Men never talked in roots; they talked in words. Many words of kindred meaning have a part in common, and a root is nothing but that common part stripped of all additions. In some cases it is obvious that one word is derived from another by the addition of a fresh element; in other cases it is impossible to say which of two kindred words is the more primitive. Aroot is merely a convenient term for an abstraction. The simplest word may be called a root, but it is nevertheless a word. How are new words added to a language in the present day? Some communities, like the Germans, prefer to construct new words for new ideas out of the old material existing in the language; others, like the English, prefer to go to the ancient languages of Greece and Rome for terms to express new ideas. The same chemical element is described in the two languages as sour stuff (Sauerstoff) and as oxygen. Both terms mean the same thing etymologically as well as in fact. On behalf of the German method, it may be contended that the new idea is more closely attached to already existing ideas, by being expressed in elements of the language which are intelligible even to the meanest capacity. For the English practice it may be argued that, if we coin a new word which means one thing, and one thing only, the idea which it expresses is more clearly defined than if it were expressed in popularly intelligible elements like "sour stuff." If the etymological value of words were always present in the minds of their users, "oxygen"would undoubtedly have an advantage over "sour stuff" as a technical term.

But the tendency in language is to put two words of this kind which express but one idea under a single accent, and when this has taken place, no one but the student of language any longer observes what the elements really mean. When the ordinary man talks of a "blackbird" it is certainly not present to his consciousness that he is talking of a black bird, unless for some reason conversation has been dwelling upon the colour rather than other characteristics of the species.

But, it may be said, words like "oxygen" are introduced by learned men, and do not represent the action of the man in the street, who, after all, is the author of most additions to the stock of human language. We may go back therefore some four centuries to a period, when scientific study was only in its infancy, and see what process was followed. With the discovery of America new products never seen before reached Europe, and these required names. Three of the most characteristic were tobacco, the potato, and the turkey. How did these come to be so named? The first people to import these products into Europe were naturally the Spanish discoverers.

The first of these words--tobacco--appears in forms which differ only slightly in the languages of all civilised countries: Spanish tabaco, Italian tabacco, French tabac, Dutch and German tabak, Swedish tobak, etc.

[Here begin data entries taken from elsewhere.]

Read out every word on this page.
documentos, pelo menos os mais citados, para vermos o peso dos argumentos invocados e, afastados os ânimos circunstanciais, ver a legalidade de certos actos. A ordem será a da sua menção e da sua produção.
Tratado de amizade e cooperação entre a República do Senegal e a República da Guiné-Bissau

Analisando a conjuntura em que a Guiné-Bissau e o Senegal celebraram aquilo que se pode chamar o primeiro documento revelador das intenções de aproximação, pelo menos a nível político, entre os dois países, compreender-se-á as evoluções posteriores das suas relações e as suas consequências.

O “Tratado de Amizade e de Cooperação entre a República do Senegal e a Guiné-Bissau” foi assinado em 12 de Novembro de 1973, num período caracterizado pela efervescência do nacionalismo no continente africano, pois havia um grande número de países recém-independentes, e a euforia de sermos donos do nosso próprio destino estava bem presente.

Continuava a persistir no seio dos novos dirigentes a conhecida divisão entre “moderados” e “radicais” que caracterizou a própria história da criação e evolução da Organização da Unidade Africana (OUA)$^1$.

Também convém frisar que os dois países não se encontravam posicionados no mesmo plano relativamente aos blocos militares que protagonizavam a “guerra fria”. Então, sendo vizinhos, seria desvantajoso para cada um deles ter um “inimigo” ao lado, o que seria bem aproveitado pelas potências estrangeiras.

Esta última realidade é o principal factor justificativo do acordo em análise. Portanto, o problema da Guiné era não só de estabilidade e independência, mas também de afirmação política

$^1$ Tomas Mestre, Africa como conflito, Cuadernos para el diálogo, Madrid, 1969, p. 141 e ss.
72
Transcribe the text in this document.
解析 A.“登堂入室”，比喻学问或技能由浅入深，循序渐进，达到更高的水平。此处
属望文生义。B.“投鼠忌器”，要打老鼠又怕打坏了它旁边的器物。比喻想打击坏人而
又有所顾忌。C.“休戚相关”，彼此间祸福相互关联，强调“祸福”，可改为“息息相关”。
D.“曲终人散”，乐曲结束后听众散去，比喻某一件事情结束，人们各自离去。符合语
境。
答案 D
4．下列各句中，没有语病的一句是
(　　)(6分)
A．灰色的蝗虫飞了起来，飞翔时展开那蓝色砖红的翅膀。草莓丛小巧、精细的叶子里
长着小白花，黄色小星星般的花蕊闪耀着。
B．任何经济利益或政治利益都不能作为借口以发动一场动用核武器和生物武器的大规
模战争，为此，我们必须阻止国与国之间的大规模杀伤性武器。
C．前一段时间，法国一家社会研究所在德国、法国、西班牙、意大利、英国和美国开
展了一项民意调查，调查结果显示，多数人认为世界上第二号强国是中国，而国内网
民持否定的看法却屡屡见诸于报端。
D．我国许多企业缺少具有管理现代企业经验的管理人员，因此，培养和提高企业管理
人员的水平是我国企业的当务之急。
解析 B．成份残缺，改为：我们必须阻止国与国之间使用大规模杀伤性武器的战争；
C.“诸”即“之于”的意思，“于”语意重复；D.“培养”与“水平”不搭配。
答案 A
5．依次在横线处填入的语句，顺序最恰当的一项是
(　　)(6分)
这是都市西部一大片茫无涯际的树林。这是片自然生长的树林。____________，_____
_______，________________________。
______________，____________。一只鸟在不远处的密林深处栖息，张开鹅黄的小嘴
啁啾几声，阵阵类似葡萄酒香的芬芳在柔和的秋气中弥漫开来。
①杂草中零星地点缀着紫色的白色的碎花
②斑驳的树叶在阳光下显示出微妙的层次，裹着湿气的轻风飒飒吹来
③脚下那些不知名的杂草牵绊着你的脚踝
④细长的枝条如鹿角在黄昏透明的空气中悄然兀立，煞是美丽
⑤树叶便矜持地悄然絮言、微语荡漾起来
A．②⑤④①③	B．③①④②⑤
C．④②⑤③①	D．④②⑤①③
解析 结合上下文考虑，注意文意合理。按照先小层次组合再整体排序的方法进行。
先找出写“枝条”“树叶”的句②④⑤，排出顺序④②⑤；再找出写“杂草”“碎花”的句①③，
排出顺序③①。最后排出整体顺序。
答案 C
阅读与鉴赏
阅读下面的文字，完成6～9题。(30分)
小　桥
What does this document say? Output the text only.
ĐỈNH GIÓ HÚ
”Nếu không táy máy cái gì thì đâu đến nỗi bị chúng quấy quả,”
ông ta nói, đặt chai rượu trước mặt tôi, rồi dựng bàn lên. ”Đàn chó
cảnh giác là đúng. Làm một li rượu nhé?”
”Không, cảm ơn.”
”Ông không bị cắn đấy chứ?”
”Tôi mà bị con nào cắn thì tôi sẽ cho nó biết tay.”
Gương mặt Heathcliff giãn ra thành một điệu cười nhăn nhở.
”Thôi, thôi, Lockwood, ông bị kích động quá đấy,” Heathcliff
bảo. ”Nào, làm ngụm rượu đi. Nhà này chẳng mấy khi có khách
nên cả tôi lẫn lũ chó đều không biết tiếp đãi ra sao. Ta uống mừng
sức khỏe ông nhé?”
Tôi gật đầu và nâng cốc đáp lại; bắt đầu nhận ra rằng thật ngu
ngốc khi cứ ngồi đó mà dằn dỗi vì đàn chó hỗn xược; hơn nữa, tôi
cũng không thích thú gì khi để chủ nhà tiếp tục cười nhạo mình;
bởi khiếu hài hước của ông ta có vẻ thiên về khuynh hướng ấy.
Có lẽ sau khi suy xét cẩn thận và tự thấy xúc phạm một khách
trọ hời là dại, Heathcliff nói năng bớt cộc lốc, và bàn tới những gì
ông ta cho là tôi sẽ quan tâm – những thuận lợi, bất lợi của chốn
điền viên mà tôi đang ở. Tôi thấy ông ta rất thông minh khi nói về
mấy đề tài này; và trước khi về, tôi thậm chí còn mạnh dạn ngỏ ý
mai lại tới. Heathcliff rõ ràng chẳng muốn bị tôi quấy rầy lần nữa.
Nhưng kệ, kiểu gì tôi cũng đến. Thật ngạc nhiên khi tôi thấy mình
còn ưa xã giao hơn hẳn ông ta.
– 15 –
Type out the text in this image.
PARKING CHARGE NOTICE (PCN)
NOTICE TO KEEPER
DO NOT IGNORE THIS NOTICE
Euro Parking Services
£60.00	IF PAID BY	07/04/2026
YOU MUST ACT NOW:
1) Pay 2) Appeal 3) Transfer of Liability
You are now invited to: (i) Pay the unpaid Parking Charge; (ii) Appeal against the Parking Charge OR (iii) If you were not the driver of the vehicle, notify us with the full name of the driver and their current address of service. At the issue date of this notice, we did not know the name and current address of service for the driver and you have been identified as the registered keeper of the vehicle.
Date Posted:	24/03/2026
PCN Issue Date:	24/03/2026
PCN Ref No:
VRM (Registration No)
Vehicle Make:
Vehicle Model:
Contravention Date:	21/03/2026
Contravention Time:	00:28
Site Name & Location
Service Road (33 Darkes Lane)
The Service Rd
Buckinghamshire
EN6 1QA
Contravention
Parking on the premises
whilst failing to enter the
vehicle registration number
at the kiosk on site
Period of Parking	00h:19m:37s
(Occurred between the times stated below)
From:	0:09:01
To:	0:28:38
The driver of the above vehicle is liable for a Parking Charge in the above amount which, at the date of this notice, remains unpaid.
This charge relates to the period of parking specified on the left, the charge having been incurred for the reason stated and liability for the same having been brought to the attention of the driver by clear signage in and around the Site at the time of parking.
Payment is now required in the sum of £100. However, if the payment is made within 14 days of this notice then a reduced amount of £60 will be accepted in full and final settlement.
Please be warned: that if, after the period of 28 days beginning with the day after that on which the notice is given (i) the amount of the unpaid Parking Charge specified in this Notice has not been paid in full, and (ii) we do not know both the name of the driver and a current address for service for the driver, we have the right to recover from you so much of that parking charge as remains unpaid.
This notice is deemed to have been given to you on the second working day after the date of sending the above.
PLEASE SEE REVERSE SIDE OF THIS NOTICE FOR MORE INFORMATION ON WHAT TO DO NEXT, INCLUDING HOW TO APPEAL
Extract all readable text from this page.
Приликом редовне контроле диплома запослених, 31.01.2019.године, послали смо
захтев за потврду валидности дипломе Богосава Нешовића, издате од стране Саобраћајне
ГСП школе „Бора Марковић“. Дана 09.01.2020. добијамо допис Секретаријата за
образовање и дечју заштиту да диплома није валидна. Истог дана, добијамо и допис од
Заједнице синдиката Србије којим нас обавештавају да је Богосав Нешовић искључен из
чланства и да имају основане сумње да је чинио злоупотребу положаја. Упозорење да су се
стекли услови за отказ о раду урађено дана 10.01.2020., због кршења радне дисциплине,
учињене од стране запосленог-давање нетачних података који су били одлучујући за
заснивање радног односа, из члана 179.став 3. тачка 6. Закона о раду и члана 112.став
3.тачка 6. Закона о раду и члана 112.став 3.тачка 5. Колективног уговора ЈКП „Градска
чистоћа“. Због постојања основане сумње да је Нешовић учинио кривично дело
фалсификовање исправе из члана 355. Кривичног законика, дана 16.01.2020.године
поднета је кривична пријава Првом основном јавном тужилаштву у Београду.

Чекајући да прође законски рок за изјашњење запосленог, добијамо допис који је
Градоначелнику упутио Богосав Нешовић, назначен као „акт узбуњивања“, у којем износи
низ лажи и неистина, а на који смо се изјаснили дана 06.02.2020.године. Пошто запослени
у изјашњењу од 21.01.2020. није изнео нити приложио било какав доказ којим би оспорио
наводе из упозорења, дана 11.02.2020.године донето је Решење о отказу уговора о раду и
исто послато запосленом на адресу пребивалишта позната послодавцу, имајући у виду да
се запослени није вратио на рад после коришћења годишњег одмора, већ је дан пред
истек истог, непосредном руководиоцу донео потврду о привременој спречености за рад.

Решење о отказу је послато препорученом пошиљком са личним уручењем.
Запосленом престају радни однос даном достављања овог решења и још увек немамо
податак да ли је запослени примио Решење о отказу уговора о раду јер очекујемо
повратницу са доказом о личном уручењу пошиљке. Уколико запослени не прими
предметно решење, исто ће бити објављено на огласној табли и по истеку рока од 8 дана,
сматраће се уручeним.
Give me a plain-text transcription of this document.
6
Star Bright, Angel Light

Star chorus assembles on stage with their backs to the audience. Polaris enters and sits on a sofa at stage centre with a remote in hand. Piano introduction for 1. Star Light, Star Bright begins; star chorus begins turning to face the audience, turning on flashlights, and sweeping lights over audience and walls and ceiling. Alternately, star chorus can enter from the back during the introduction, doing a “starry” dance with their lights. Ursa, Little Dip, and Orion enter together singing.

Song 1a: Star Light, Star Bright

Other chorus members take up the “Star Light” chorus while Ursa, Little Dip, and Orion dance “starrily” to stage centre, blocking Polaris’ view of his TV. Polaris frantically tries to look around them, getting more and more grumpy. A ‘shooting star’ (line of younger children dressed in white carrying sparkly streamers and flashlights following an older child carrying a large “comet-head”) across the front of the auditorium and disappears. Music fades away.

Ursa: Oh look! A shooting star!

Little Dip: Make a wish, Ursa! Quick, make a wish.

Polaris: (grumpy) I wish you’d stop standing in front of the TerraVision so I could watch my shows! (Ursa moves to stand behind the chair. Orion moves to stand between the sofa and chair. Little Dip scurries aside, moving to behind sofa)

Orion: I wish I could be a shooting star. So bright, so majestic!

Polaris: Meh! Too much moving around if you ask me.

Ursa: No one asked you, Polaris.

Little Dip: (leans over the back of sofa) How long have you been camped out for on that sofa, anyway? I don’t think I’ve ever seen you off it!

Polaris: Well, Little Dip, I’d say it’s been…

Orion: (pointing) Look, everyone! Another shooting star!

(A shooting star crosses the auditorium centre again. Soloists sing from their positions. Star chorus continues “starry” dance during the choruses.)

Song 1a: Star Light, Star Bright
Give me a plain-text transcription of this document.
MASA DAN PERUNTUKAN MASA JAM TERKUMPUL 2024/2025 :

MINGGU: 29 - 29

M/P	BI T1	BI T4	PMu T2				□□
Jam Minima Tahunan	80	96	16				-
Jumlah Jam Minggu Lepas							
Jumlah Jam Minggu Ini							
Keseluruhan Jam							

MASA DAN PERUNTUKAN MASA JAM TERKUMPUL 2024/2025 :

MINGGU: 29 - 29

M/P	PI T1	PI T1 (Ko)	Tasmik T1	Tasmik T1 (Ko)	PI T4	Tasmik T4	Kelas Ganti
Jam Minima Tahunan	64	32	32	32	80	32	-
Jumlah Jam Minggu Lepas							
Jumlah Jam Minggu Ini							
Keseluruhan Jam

The word in the native dialect of Hayti is said to have been tabaco, but to have meant not the plant (According to William Barclay, "Nepenthes, or the Virtue of Tobacco", Edinburgh, 1614, "the countrey which God hath honoured and blessed with this happie and holy herbe doth call it in their native language 'Petum'.") but the pipe in which it was smoked. It thus illustrates a frequent feature of borrowing--that the word is not borrowed in its proper signification, but in some sense closely allied thereto, which a foreigner, understanding the language with difficulty, might readily mistake for the real meaning. Thus the Hindu practice of burning a wife upon the funeral pyre of her husband is called in English "suttee", this word being in fact but the phonetic spelling of the Sanskrit "sati", "a virtuous woman," and passing into its English meaning because formerly the practice of self-immolation by a wife was regarded as the highest virtue.